叶幸没等良清伸手过来,便自己直起了身子。
“这——不劳烦良大哥了。”她面色尴尬的开口。
这下可好,连弥补的机会大公子都不肯给自己了。
司韶铁青着脸自己下了车,后面跟着一脸认命状的叶幸。————————————————————————————————————————————————————
说着因为有急事要处理的司韶其实并没有急事。一回到自己的院落,他就把自己关在书房,说是不准任何人打扰。
夜深,已是戌时。
寻常这个时候,大公子早已准备就寝了。
可是,今天——
用晚膳时,他只吩咐良清将餐饭端进书房,并未向往常一样与叶幸一起用餐。
直到现在,也没见他来两人共同的房间就寝。
大公子这是打算彻底不理自己了吗?
叶幸不敢再任由事态这样发展下去了。一个大公子的怒气自己已经不能承受,若是事情闹大,传到了夫人与城主大人那里——
一城之主的怒气——叶幸想着想着,就感到一阵后怕,禁不住似的打了个寒颤。
叶幸站起身,拿了件外衣披上,向着门口走去。
她决定亲自去书房求大公子回来就寝——
“这么晚了你要去哪里?”叶幸刚刚走到门口,就撞上了刚刚踏入房间的司韶。
“大公子!”叶幸抬眼见是司韶,声音不由得透出喜悦。
“听起来,你看见是我,还挺高兴的啊?”司韶阴阳怪气的说。
叶幸急忙上前想为司韶接下他披着的披风。
司韶却微微侧身,避开了叶幸伸过来的手。
叶幸的手晾在半空,就这么尴尬的举着。
一时间,两人都没有说话。
一阵让人难堪的沉默。
“那——我出去唤良大哥进来可好?”叶幸换上了笑脸,就像刚刚司韶给她的难堪不曾发生过,“公子一直是良大哥近身服侍的。想必只有他才能——”
“不必。换衣服这等小事,我自己也做得来。”
“是。”
“你不是巴不得离我远远的吗?怎么方才又主动靠近我了?”
“我——我并没有巴不得——”叶幸糯糯的小声开口。
司韶冷哼一声,叶幸的言不由衷,太明显了。
她一定只是因为没有那个胆量触怒母亲与父亲,才这样自己逼自己的吧?
根本不是像自己想亲近她一样——
司韶撇开眼,不再看叶幸,径直向内室走去,准备洗漱一番后就寝。
叶幸亦步亦趋的跟在后面,自觉地从架子上拿起干净的手巾递给司韶。
司韶接过叶幸递过来的手巾,发现她还披着出门穿的外袍。
“你刚才是不是要出去?这么晚了,你要去哪里?”司韶强压下不悦,问着刚刚问过的问题。
叶幸顺着司韶的目光低头看了看自己周身。
是了,自己还披着外袍。刚刚只想着为大公子解下披风,自己的外袍还披在身上,自己竟一丝未觉。

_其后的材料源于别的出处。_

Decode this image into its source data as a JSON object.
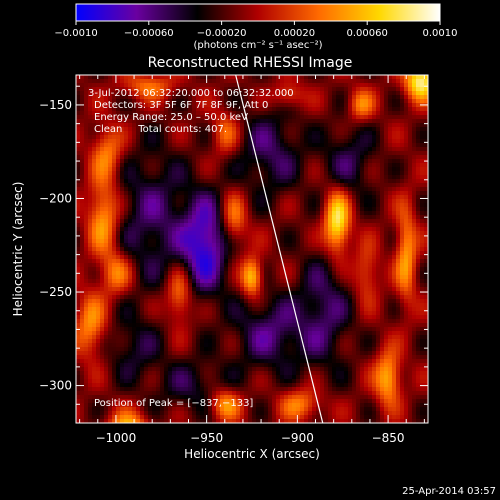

叶幸忙把外袍拖了下来,随手放在了一旁的矮凳上。急急忙忙的开口对司韶解释:“我,我并不是想出去做什么不合规矩的事。我只是,想去书房请大公子回来。”
“请我回来?”司韶的语气充满讽刺,“我不回来就寝,你不是巴不得吗?你既然如此不情愿,又何必这么强逼自己呢?想来,也不是出于妻子关心夫君的心情吧?我猜,你怕是被别人知道了,惹我父母不快才是你真正担心的吧。”
此话一出,叶幸就变了脸色。那脸,一阵红,一阵白。
大公子说的,与自己的心思,丝毫不差。
若是可以,叶幸可以谄媚的撒谎说自己是担心大公子的身体,想与他亲近才会去书房寻找他。
可是,叶幸不是这等轻易就说出这种违心话之人。
她张了张嘴,却什么也没能说出口,只得叹了口气,后退了几步,与司韶拉开了距离。
司韶看这叶幸那张泫然欲泣的脸,立刻就后悔自己刚才为图一时口快的抢白了。
她与自己接触不多,她敬畏自己,这些,不是早就知道的吗?为什么要说出来让她难堪呢?
不是早就下定决心,要等她慢慢接受自己吗?
只是——虽说当初下决心容易。可是司韶真的没想到,她那明确的拒绝,会对自己影响如此之大,让自己变得,都不是平日的自己了。
从小到大,司韶抢白别人的次数屈指可数。若是他心有不满,他也不会这样如此直白的在口头上就这样给对方难堪。
司韶回房就寝的原因其实也很简单。
不止是叶幸担心会被城主夫人知道这对小夫妻不和,司韶同样也不想让父母知道这些事,而让父母亲对叶幸产生不满。
城主府人多眼杂,过往之人众多自己与叶幸闹别扭,只有自己和她两个人知道就好,司韶一点也不想让不相干的人知道自己和妻子之间的种种。
若是自己和阿幸将这别扭带出这间屋子,若是被有心之人用——到时候,就会多出很多不必要的麻烦。
而让叶幸受到伤害,是他最不愿意看到的事情。
正是因为如此,司韶才将自己之前碎了一地的心努力重新拼了起来,不躲再书房里,而是强撑着自己回卧房再次面对这个拒绝过自己的女子。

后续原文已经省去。